I do not think it is a problem of changing managers, but rather of renewing the management methodologies they use.
Are you confident that this methodology can combat a conscious artificial intelligence that may emerge in the not too distant future?
Well, conscious artificial intelligence is still a long way off and not long ago I heard that history tells us to be much more afraid of natural stupidity than of artificial intelligence ….
However, what we have discovered, and with satisfaction, is that the collective intelligence [artificial] that emerges from CiBUC does not have amoral or perverse traits.
What is the big handicap that companies have? Why would your main solution be to implement collective [artificial] intelligence?
For me, the main handicap is that more and more companies feel incapable of evolving and transforming themselves at the speed at which their environment is changing, and this generates great anxiety and frustration, starting with those of their directors and managers.
Contrary to what many people think, I do not believe it is a problem of changing managers, but rather of renewing the management methodologies they use. More specifically, to get them to adopt collective A.I. as a new system of innovation and transformation, which is our raison d’être and main purpose.
I do not know of any sector in which innovation is not becoming more and more necessary every day.
The good news is that time and again we see that when managers stuck in a complex challenge agree to implement Collective AI as a solution, the situation is immediately unblocked and better results are triggered.
In light of the award, Roberto Rey, president of GLOVAL, personally congratulated me. We recently culminated with GLOVAL a commercial impulse project with collective A.I., which has had a magnificent impact both in the integration of the team and in the impulse of its commercial results.
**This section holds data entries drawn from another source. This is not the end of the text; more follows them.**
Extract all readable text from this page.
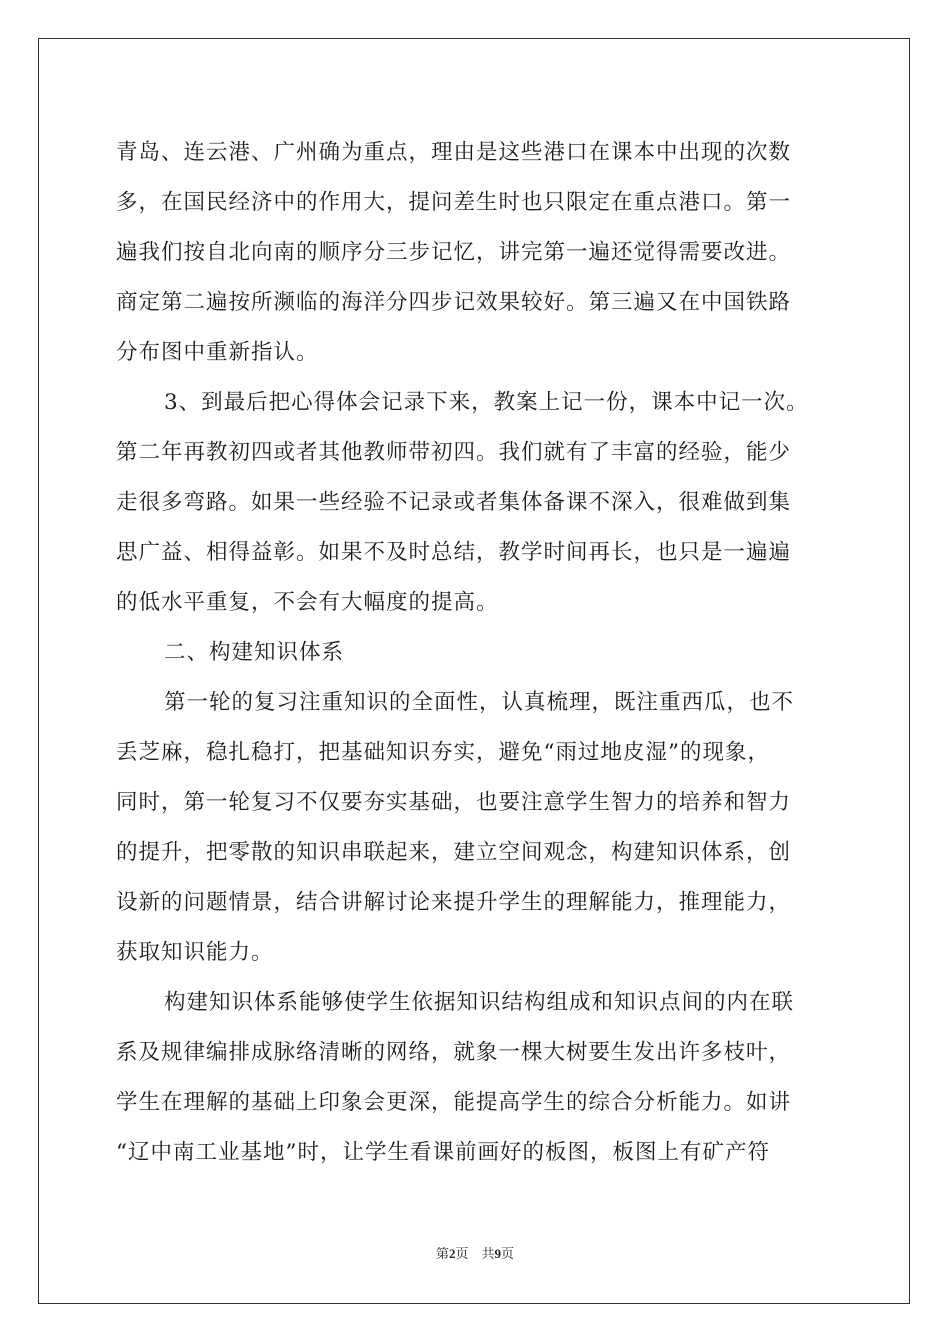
青岛、连云港、广州确为重点，理由是这些港口在课本中出现的次数
多，在国民经济中的作用大，提问差生时也只限定在重点港口。第一
遍我们按自北向南的顺序分三步记忆，讲完第一遍还觉得需要改进。
商定第二遍按所濒临的海洋分四步记效果较好。第三遍又在中国铁路
分布图中重新指认。
3、到最后把心得体会记录下来，教案上记一份，课本中记一次。
第二年再教初四或者其他教师带初四。我们就有了丰富的经验，能少
走很多弯路。如果一些经验不记录或者集体备课不深入，很难做到集
思广益、相得益彰。如果不及时总结，教学时间再长，也只是一遍遍
的低水平重复，不会有大幅度的提高。
二、构建知识体系
第一轮的复习注重知识的全面性，认真梳理，既注重西瓜，也不
丢芝麻，稳扎稳打，把基础知识夯实，避免“雨过地皮湿”的现象，
同时，第一轮复习不仅要夯实基础，也要注意学生智力的培养和智力
的提升，把零散的知识串联起来，建立空间观念，构建知识体系，创
设新的问题情景，结合讲解讨论来提升学生的理解能力，推理能力，
获取知识能力。
构建知识体系能够使学生依据知识结构组成和知识点间的内在联
系及规律编排成脉络清晰的网络，就象一棵大树要生发出许多枝叶，
学生在理解的基础上印象会更深，能提高学生的综合分析能力。如讲
“辽中南工业基地”时，让学生看课前画好的板图，板图上有矿产符
第2页　共9页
If you had to summarize in 200 characters the benefits that a collective brain network brings to the company, what would you highlight?
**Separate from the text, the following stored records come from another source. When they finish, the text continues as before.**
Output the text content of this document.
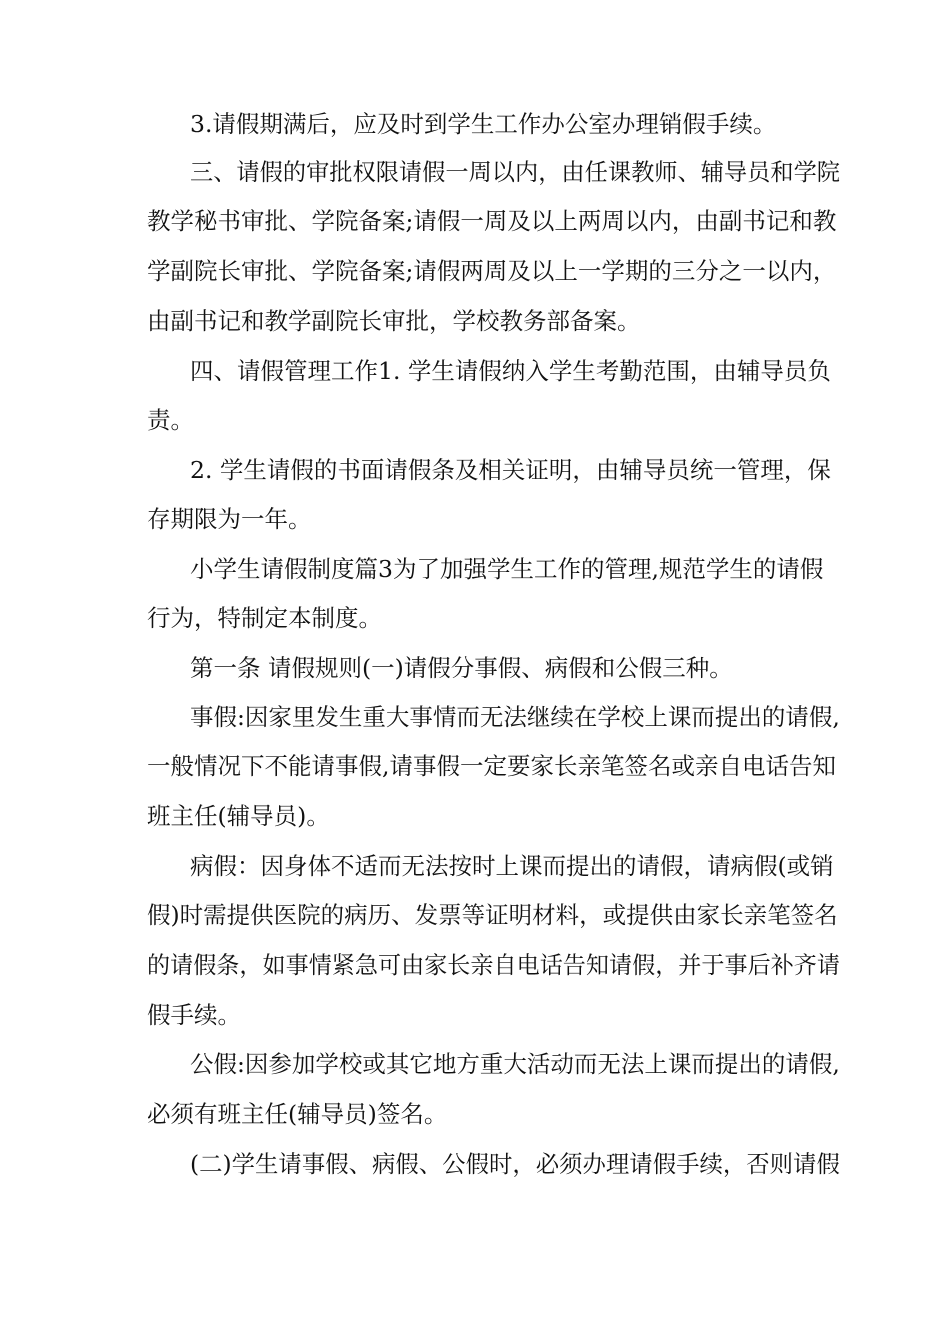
3.请假期满后，应及时到学生工作办公室办理销假手续。
三、请假的审批权限请假一周以内，由任课教师、辅导员和学院
教学秘书审批、学院备案;请假一周及以上两周以内，由副书记和教
学副院长审批、学院备案;请假两周及以上一学期的三分之一以内，
由副书记和教学副院长审批，学校教务部备案。
四、请假管理工作1. 学生请假纳入学生考勤范围，由辅导员负
责。
2. 学生请假的书面请假条及相关证明，由辅导员统一管理，保
存期限为一年。
小学生请假制度篇3为了加强学生工作的管理,规范学生的请假
行为，特制定本制度。
第一条 请假规则(一)请假分事假、病假和公假三种。
事假:因家里发生重大事情而无法继续在学校上课而提出的请假,
一般情况下不能请事假,请事假一定要家长亲笔签名或亲自电话告知
班主任(辅导员)。
病假：因身体不适而无法按时上课而提出的请假，请病假(或销
假)时需提供医院的病历、发票等证明材料，或提供由家长亲笔签名
的请假条，如事情紧急可由家长亲自电话告知请假，并于事后补齐请
假手续。
公假:因参加学校或其它地方重大活动而无法上课而提出的请假,
必须有班主任(辅导员)签名。
(二)学生请事假、病假、公假时，必须办理请假手续，否则请假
A collective brain multiplies the speed and effectiveness at which an organization and its teams are able to transform themselves and successfully solve their most complex challenges.
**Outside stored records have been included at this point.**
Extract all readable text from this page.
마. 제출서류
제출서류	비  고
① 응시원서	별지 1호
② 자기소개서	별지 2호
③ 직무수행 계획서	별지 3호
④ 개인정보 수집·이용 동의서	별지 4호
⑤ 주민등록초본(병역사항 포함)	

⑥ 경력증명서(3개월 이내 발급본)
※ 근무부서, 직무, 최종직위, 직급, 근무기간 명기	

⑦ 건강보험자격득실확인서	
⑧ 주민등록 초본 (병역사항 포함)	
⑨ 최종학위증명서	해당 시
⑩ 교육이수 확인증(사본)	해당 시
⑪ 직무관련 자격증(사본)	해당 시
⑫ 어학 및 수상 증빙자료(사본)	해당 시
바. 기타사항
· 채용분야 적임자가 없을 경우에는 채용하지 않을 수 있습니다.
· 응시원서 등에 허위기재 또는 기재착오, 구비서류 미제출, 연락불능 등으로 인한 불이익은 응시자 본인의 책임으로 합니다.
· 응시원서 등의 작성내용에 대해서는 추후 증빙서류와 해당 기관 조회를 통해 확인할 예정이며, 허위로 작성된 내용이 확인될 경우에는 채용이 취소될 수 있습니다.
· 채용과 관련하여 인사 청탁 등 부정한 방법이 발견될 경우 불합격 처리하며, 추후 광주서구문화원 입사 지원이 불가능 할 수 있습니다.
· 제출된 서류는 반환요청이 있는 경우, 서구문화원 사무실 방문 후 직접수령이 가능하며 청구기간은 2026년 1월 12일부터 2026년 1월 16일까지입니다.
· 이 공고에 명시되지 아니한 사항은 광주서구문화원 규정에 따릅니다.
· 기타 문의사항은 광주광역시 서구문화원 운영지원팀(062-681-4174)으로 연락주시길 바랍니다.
In which of today’s business sectors is this innovation increasingly necessary?
I don’t know of any sector in which innovation is not becoming more and more necessary every day. At the speed at which everything is changing today, I believe that there is no sector that is shielded and therefore exempt from the need to innovate. If I had to choose one, from my perspective as a client, I would say that the financial sector and the industrial and environmental sector (the latter being understood in a cross-cutting manner) have a huge innovative challenge.
A lot of new entrepreneurs fall more in love with their idea than with their customer.
When we think of collective intelligence, it sounds like the coming together of a large group. However, can a small company that has just launched its project start by implementing collective intelligence [artificial]?
The way I would recommend using the collective intelligence [artificial] to a small company that has just launched its project, would be to listen better to its customers, in a much more reliable and objective way. It happens a lot among new entrepreneurs that they fall in love with their idea more than with their customer and that’s why it takes them so long to succeed.
How would CiBUC’s CEO explain, in a nutshell, to a teenager what CiBUC’s collective networked brain is all about?
I would say that a collective brain such as the one proposed by CiBUC may be one of our last hopes to find together the intelligence and the future that our companies, our cities, our countries and even our planet and all its species need.